NEW YORK — Bills introduced in the legislatures of nearly a dozen states have pharmacy benefit managers and the generic drug industry fearing that the bills could lead to limits on doctors’ abilities to prescribe generics through e-prescribing.
The Pharmaceutical Care Management Association, the main lobby for PBMs, said the bills would prohibit doctors from seeing lower-cost drug options, including generics and preferred brands; would prevent the e-prescribing software from showing safety information; and would disallow lower-cost pharmacy options.
The bills are pending in Indiana, Kansas, Mississippi, Missouri, Nebraska, New Mexico, New Jersey, North Dakota, Oklahoma, Pennsylvania and South Dakota.
According to a copy of the Indiana bill that Drug Store News obtained from the PCMA, the proposed legislation would prohibit “interference or limitations” that allegedly could get in the way of a drug order being entered into the software and transmitted. These would include the display of multiple messages and the display of advertisements or messages that offer encouragement, endorsement or incentives to use a “specific pharmacy or prescription of a specific drug or device at the point of care.”
Pfizer, the world’s largest drug maker, has lobbied on behalf of the legislation.

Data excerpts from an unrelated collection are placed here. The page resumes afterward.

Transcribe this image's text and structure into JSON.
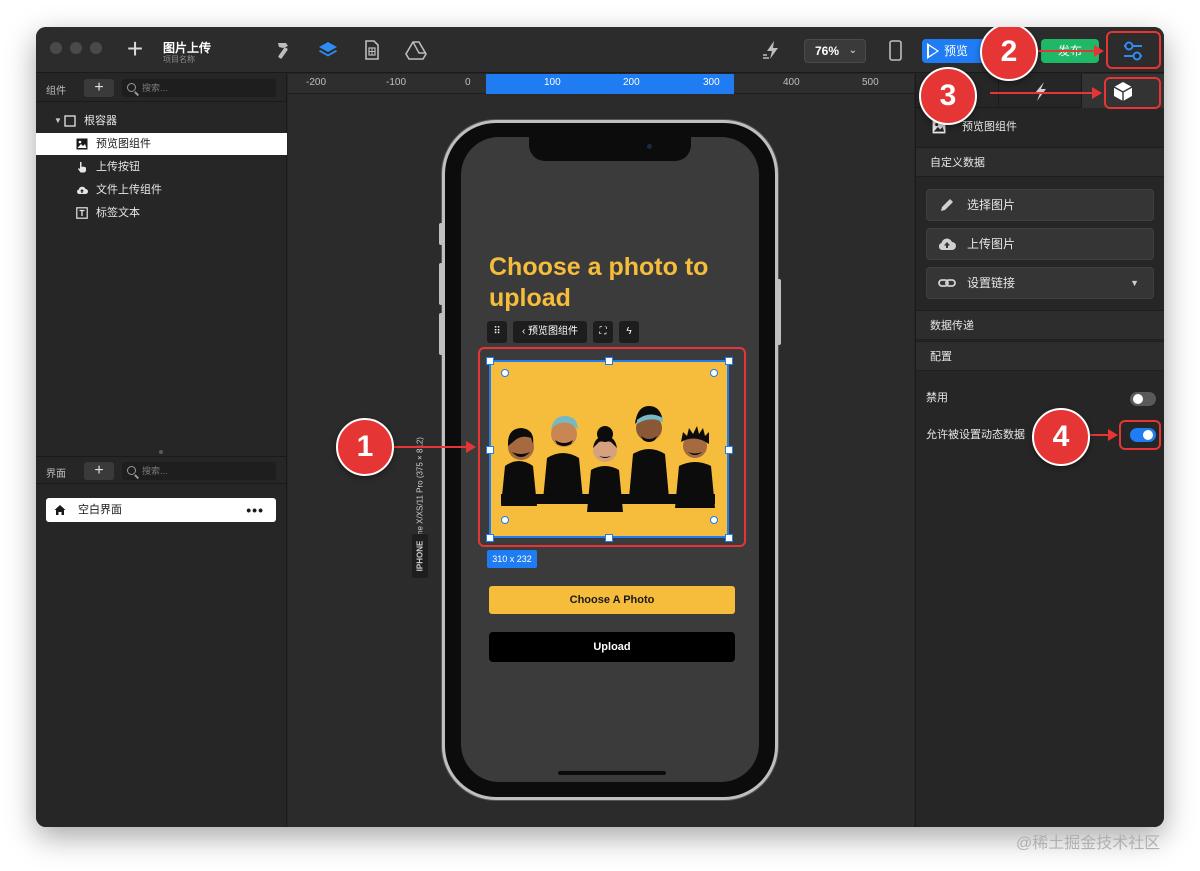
{
  "project": {
    "title": "图片上传",
    "subtitle": "项目名称"
  },
  "toolbar": {
    "zoom": "76%",
    "preview_label": "预览",
    "publish_label": "发布"
  },
  "components_panel": {
    "label": "组件",
    "search_placeholder": "搜索...",
    "tree": [
      {
        "label": "根容器",
        "icon": "checkbox-frame-icon"
      },
      {
        "label": "预览图组件",
        "icon": "image-icon",
        "selected": true
      },
      {
        "label": "上传按钮",
        "icon": "hand-pointer-icon"
      },
      {
        "label": "文件上传组件",
        "icon": "cloud-upload-icon"
      },
      {
        "label": "标签文本",
        "icon": "text-t-icon"
      }
    ]
  },
  "screens_panel": {
    "label": "界面",
    "search_placeholder": "搜索...",
    "items": [
      {
        "label": "空白界面",
        "more": "•••"
      }
    ]
  },
  "ruler": {
    "ticks": [
      "-200",
      "-100",
      "0",
      "100",
      "200",
      "300",
      "400",
      "500"
    ]
  },
  "device": {
    "label": "iPhone X/XS/11 Pro (375 × 812)",
    "type": "IPHONE"
  },
  "screen": {
    "title": "Choose a photo to upload",
    "component_toolbar_label": "预览图组件",
    "size_tag": "310 x 232",
    "choose_button": "Choose A Photo",
    "upload_button": "Upload"
  },
  "inspector": {
    "component_name": "预览图组件",
    "custom_data_label": "自定义数据",
    "actions": [
      {
        "label": "选择图片",
        "icon": "pencil-icon"
      },
      {
        "label": "上传图片",
        "icon": "cloud-upload-icon"
      },
      {
        "label": "设置链接",
        "icon": "link-icon",
        "dropdown": "▼"
      }
    ],
    "data_transfer_label": "数据传递",
    "config_label": "配置",
    "disabled_label": "禁用",
    "disabled_value": false,
    "dynamic_label": "允许被设置动态数据",
    "dynamic_value": true
  },
  "annotations": [
    "1",
    "2",
    "3",
    "4"
  ],
  "colors": {
    "accent": "#1f7cf2",
    "brand_yellow": "#f6bd3c",
    "publish_green": "#1fb866",
    "annotation_red": "#e63535"
  },
  "watermark": "@稀土掘金技术社区"
}
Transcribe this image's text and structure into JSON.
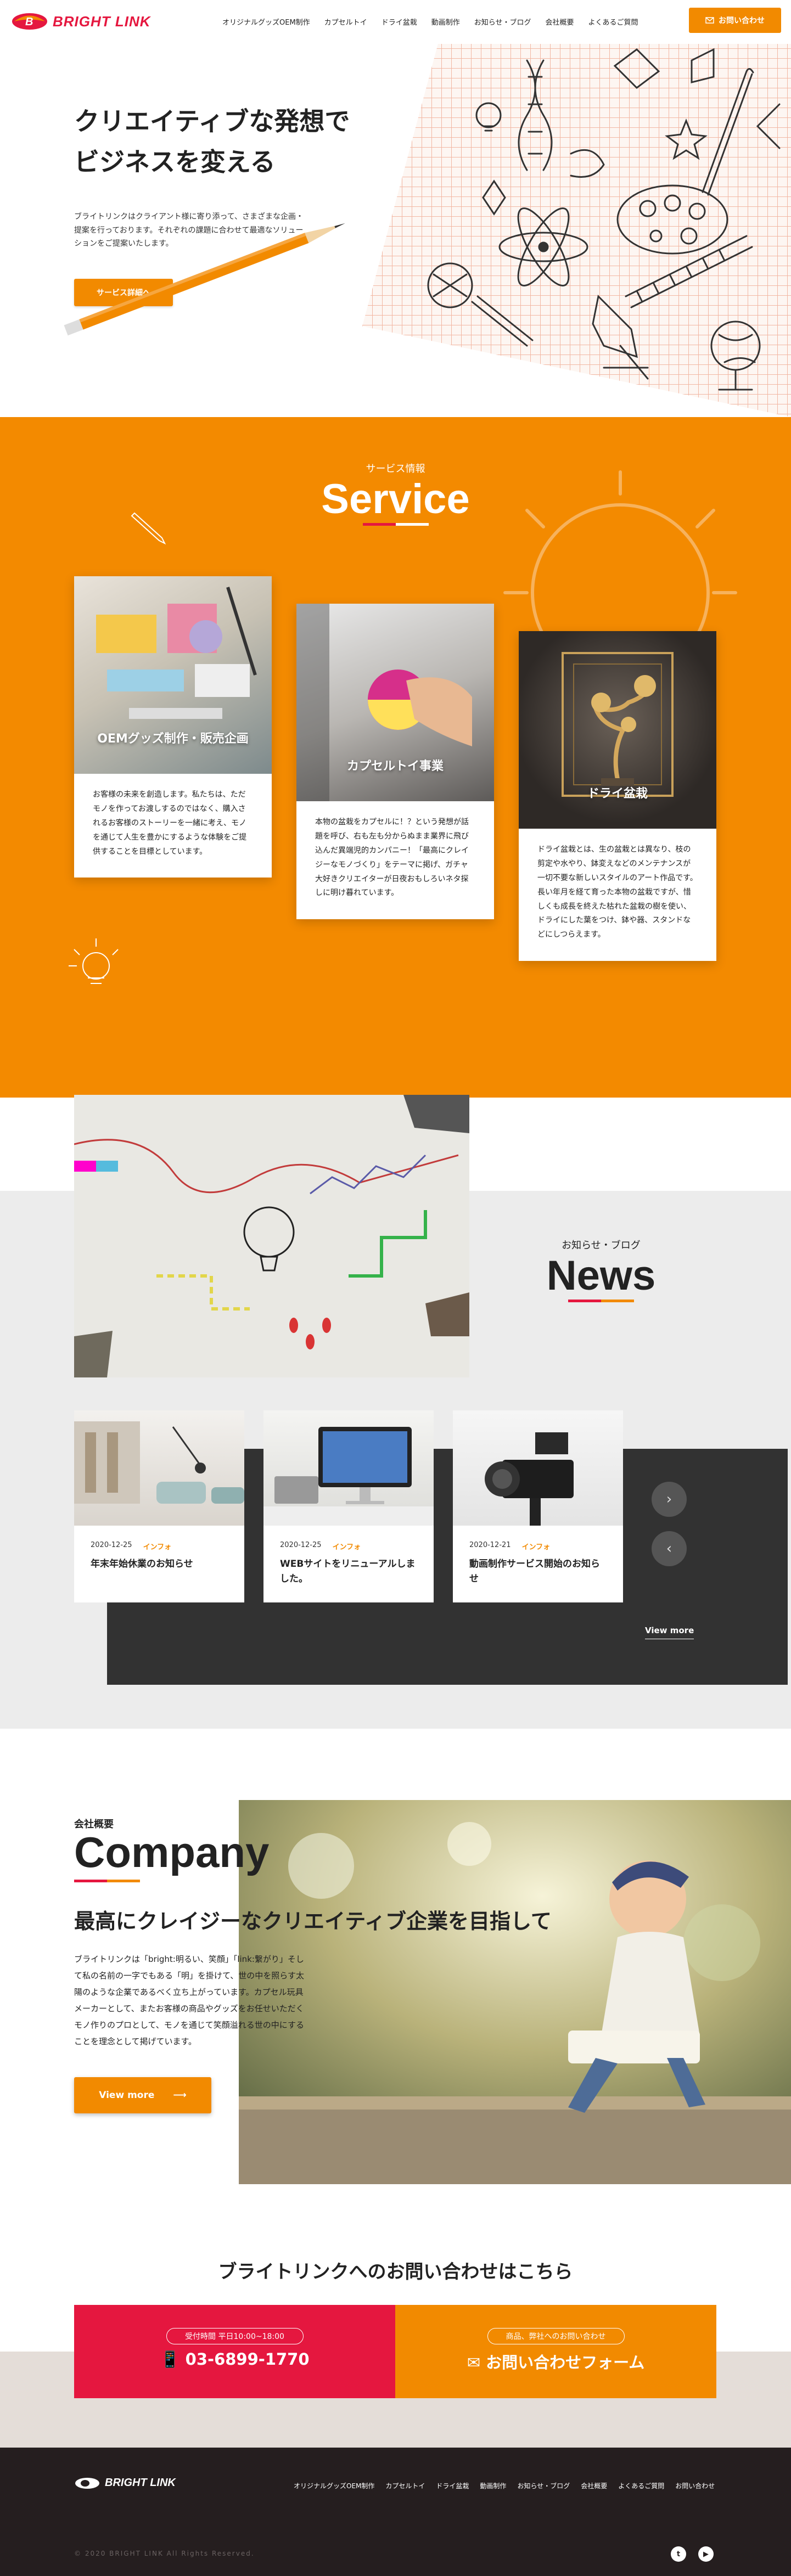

“The e-prescribing legislation under consideration in several states would actually increase physicians’ ability to select the right therapy for a patient, be it branded or generic,” Pfizer spokesman Raul Damas told Drug Store News. “Pfizer strongly supports e-prescribing policies that preserve patient autonomy, reduce healthcare costs and ensure quality patient care. Pfizer is actively working with legislators, physicians and patient groups to enact e-prescribing policy that reflects our shared priorities.”
But the generic drug industry doesn’t see those priorities as reflective of its own. The industry’s main lobbying group, the Generic Pharmaceutical Association, supports e-prescribing, as the PCMA does, but it also has expressed concerns about the bills, similar to the PCMA’s.
“The consumer may not know when there’s a generic equivalent available,” GPhA VP state government affairs Shawn Brown told Drug Store News. “I don’t know why you’d want to be less transparent for the patient and the physician, unless you’re just trying to protect your market share.”